Autism awareness was good when in the 70s it was 1 in 10,000. And even good in the early 90s when it was 1 in 250. Maybe good enough for the 1 in 150 number that everyone hears now, which was actually the number they came up with a couple years ago. The Department of Defense is claiming a 1 in 88 children among their dependents. The UK just released their newest census- 1 in 60 children. 1 in 34 boys.


Just take a minute to let that soak in. 1 in 60 children. I know in this "small town" I live in there are an estimated TEN kids going into the kindergarten class next year with autism. 10 out of about 60-75 children altogether. In the past professionals have tried to say that the rise in numbers were due to better diagnostics. Well the diagnostics aren't changing now, yet the numbers keep climbing. You do the math.

With numbers like these we need more than awareness, we need big time activism and a lot of action. We have an epidemic on our hands. How long do we have to wait? Until it's 1 in 50? 1 in 25? 1 in 10?

Autism can be reversible. We have heard amazing stories of children making their way out of the world of autism. I have watched my own son, not recover, but make amazing strides. Parents are NOT lying about the gains their children make, they are not lying about the regression they saw after vaccinations, they are not lying about the biomedical approaches they use. Why would they lie?

As the month of April carries on you will be seeing a lot of links here on my blog for you to check out yourselves. Please make sure to visit often!

Wednesday, April 1, 2009

The Glue Incident

Climbing out from under my rock with a slightly humorous story that might give everyone a little giggle as they form the mental imagery.

This past weekend it was just Brian and I at home, all weekend, all by ourselves. That has never happened before. It was amazing having all that time to devote just to him. We worked on some toiletry issues and made some big gains, I feel, in that area.

Saturday night he went to bed at his normal time and I rented a "chick flick" taking full advantage of Josh not being home. After the movie ended I dragged my tired self off the couch and headed up the stairs, I heard Brian talking, but usually when he wakes up at night he just stays in bed and talks to himself.

Brian walked out of his bedroom, completely naked, with a big smile on his face as soon as I stepped off that last step. I sighed, "Brian did you pee your bed?" He's been doing SO well since we got his new big boy bed- not even wearing pull-ups at night anymore! I walked past him and did my typical rub of the head to tell him I still love him when I felt that all of his hair on his head was hard as a rock. I went into his room and felt the bed in the darkness only to be met with some kind of goo all over my hand. I ran over to his lamp, turned it on and simultaneously cried, "Brian, what did you get into??"

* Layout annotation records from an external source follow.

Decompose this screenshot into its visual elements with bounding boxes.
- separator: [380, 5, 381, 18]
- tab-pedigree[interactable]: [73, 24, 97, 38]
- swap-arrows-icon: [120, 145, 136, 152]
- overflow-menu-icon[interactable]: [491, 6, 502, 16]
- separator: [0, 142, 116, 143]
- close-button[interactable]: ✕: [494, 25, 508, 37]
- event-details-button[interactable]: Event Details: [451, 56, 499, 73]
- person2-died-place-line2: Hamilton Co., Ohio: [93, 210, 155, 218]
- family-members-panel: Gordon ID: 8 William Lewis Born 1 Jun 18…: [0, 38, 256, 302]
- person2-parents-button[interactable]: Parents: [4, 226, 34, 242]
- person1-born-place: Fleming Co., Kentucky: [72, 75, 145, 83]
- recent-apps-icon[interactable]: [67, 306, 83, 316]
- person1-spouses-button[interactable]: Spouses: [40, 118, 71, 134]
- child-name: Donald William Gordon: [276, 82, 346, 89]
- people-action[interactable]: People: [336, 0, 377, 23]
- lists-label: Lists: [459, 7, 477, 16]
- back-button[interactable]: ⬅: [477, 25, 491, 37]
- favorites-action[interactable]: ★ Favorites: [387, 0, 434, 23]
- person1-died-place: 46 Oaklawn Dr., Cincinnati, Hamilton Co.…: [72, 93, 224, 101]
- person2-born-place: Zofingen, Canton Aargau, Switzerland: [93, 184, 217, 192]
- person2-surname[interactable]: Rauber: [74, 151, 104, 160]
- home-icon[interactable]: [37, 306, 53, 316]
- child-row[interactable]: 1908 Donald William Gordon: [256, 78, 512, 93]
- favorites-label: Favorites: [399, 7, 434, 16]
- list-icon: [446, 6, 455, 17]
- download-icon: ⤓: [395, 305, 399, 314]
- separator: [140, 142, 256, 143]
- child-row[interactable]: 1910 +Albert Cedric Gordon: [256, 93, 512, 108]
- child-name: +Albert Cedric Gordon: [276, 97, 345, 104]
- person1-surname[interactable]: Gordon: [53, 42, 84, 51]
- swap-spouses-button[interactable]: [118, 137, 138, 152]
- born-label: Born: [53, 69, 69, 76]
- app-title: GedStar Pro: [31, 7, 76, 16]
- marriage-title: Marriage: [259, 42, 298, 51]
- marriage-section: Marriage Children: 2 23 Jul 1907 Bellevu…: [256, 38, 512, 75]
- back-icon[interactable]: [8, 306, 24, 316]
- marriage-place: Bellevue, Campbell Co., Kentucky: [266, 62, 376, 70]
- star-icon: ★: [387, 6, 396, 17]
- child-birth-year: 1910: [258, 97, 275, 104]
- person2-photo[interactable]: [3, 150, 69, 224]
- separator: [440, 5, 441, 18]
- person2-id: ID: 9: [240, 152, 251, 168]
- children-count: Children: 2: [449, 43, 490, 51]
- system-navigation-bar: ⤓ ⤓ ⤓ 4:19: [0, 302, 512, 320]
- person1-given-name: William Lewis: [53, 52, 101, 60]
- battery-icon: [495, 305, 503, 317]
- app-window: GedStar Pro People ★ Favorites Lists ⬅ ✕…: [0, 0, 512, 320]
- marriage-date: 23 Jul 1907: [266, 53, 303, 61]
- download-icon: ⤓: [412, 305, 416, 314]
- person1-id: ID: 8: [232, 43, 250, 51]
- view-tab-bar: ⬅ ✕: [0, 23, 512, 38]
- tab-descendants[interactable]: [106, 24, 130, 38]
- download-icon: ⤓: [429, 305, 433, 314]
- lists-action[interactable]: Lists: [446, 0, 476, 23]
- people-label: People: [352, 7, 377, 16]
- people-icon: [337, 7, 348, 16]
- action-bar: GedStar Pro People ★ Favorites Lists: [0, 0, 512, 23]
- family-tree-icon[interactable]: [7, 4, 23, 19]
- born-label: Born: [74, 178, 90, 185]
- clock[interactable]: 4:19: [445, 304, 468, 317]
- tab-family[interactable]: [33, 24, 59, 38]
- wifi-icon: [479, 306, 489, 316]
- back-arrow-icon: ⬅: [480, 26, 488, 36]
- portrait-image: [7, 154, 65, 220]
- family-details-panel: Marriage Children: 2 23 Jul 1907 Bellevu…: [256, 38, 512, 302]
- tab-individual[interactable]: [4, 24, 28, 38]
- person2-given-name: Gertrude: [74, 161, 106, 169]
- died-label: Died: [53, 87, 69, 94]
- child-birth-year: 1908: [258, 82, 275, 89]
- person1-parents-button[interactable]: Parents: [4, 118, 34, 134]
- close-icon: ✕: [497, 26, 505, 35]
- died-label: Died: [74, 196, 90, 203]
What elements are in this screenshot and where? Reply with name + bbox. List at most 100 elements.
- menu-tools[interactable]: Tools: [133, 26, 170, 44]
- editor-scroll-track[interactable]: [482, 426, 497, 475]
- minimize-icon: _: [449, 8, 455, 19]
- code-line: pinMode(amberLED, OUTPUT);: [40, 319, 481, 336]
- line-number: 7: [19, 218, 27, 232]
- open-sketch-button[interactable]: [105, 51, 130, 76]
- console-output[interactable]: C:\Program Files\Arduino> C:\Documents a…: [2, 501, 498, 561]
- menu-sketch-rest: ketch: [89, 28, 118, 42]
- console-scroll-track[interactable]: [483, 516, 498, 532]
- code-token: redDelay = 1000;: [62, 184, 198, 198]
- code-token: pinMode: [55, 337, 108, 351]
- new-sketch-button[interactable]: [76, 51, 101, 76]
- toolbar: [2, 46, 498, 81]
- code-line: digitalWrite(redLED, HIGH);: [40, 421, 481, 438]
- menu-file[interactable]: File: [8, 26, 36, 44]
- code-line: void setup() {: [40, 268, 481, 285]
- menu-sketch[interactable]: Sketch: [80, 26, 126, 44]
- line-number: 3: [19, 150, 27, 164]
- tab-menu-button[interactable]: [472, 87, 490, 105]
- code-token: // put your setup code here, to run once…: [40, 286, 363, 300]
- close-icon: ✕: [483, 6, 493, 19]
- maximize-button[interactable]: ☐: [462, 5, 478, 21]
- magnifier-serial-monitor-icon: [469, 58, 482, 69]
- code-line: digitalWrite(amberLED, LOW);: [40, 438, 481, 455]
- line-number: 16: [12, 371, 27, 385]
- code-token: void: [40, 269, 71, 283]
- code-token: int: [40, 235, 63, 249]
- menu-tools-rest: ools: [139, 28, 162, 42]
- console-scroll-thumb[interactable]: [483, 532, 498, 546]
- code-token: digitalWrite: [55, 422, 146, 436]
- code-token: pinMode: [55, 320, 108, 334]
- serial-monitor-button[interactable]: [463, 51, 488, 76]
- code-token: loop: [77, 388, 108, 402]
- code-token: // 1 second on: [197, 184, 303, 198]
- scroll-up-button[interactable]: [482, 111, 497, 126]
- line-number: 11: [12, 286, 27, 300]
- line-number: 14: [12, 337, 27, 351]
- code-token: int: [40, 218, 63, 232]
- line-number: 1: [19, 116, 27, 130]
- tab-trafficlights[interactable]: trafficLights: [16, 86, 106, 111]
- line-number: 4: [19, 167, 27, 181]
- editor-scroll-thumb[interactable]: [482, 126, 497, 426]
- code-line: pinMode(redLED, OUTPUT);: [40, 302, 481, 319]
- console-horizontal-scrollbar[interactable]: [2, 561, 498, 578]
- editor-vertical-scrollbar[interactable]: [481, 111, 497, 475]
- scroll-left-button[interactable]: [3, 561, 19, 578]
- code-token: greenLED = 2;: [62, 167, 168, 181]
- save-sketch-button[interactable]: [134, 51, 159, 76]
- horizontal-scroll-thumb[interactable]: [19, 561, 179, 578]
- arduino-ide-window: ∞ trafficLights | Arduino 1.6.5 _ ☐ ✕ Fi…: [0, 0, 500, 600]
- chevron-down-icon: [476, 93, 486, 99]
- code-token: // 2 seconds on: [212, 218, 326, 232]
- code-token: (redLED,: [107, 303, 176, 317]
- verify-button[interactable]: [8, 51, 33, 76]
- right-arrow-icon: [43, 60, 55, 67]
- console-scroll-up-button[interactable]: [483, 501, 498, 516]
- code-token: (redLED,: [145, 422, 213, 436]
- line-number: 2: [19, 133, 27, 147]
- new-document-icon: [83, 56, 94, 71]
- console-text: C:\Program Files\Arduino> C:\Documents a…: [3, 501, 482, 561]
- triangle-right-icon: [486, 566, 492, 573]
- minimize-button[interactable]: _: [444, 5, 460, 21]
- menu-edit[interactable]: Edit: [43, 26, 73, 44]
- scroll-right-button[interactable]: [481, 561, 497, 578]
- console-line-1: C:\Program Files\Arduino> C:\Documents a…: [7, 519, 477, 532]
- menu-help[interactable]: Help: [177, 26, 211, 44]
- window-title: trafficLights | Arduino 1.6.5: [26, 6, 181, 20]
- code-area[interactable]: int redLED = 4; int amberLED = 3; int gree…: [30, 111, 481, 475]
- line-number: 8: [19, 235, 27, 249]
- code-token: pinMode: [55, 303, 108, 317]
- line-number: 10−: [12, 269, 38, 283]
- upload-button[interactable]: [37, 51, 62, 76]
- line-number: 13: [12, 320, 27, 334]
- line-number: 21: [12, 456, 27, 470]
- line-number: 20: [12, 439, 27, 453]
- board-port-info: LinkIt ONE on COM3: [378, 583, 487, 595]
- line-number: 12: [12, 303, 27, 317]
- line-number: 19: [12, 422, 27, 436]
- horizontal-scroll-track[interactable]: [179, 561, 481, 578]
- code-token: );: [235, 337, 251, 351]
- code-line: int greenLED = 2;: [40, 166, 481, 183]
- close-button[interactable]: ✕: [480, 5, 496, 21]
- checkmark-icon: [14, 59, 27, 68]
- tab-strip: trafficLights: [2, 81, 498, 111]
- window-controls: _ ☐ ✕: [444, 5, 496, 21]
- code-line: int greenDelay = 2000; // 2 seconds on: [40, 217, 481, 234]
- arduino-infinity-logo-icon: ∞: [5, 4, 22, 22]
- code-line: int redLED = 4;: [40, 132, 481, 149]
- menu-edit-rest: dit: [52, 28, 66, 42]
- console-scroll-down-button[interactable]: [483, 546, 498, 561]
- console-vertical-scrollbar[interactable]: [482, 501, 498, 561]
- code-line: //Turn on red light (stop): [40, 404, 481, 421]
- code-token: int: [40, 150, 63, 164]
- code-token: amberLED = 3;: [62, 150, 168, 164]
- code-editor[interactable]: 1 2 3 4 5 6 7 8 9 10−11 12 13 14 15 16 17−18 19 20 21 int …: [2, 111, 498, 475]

I turned around to find that he had somehow managed to get a bottle of glue off of his therapy shelves and had it EVERYWHERE. All over his Dynavox, his table, his chairs, on every single layer of bedding, his pajamas, his body- EVERYWHERE. I wasn't even aware a bottle of glue held that much in it! I was just in shock, while Brian hid around the corner of his doorway with his hands covering his ears.

I stripped his bed, took the Dynavox out of his room and told him to get in bed- he started running towards my bedroom and I said, "Oh no buddy!! In your bed now!" He started crying, ran on to his bed, and pulled the clean blankets over his head. I started to march out of his room but his sad cries pulled me back in. They weren't the angry cries that we use to get for everything- these were different. Crying, not because he's mad I spoiled the fun, but crying because he's upset I was mad at him. I sat on his bed and rubbed his back. He sat up with tears still running down his face and he pulled me down to lie next to him. A few seconds later as I was wiping away his tears, I asked, "Do you want to sleep with Mama?"

So that's how the story goes. The story of Brian pulling off probably one of his biggest, or at least messiest, escapades and still getting what he wanted all along- to sleep with his Mommy. Oh and Mommy did regret it in the morning after spending a full night with a snoring, rolling around, cuddly boy.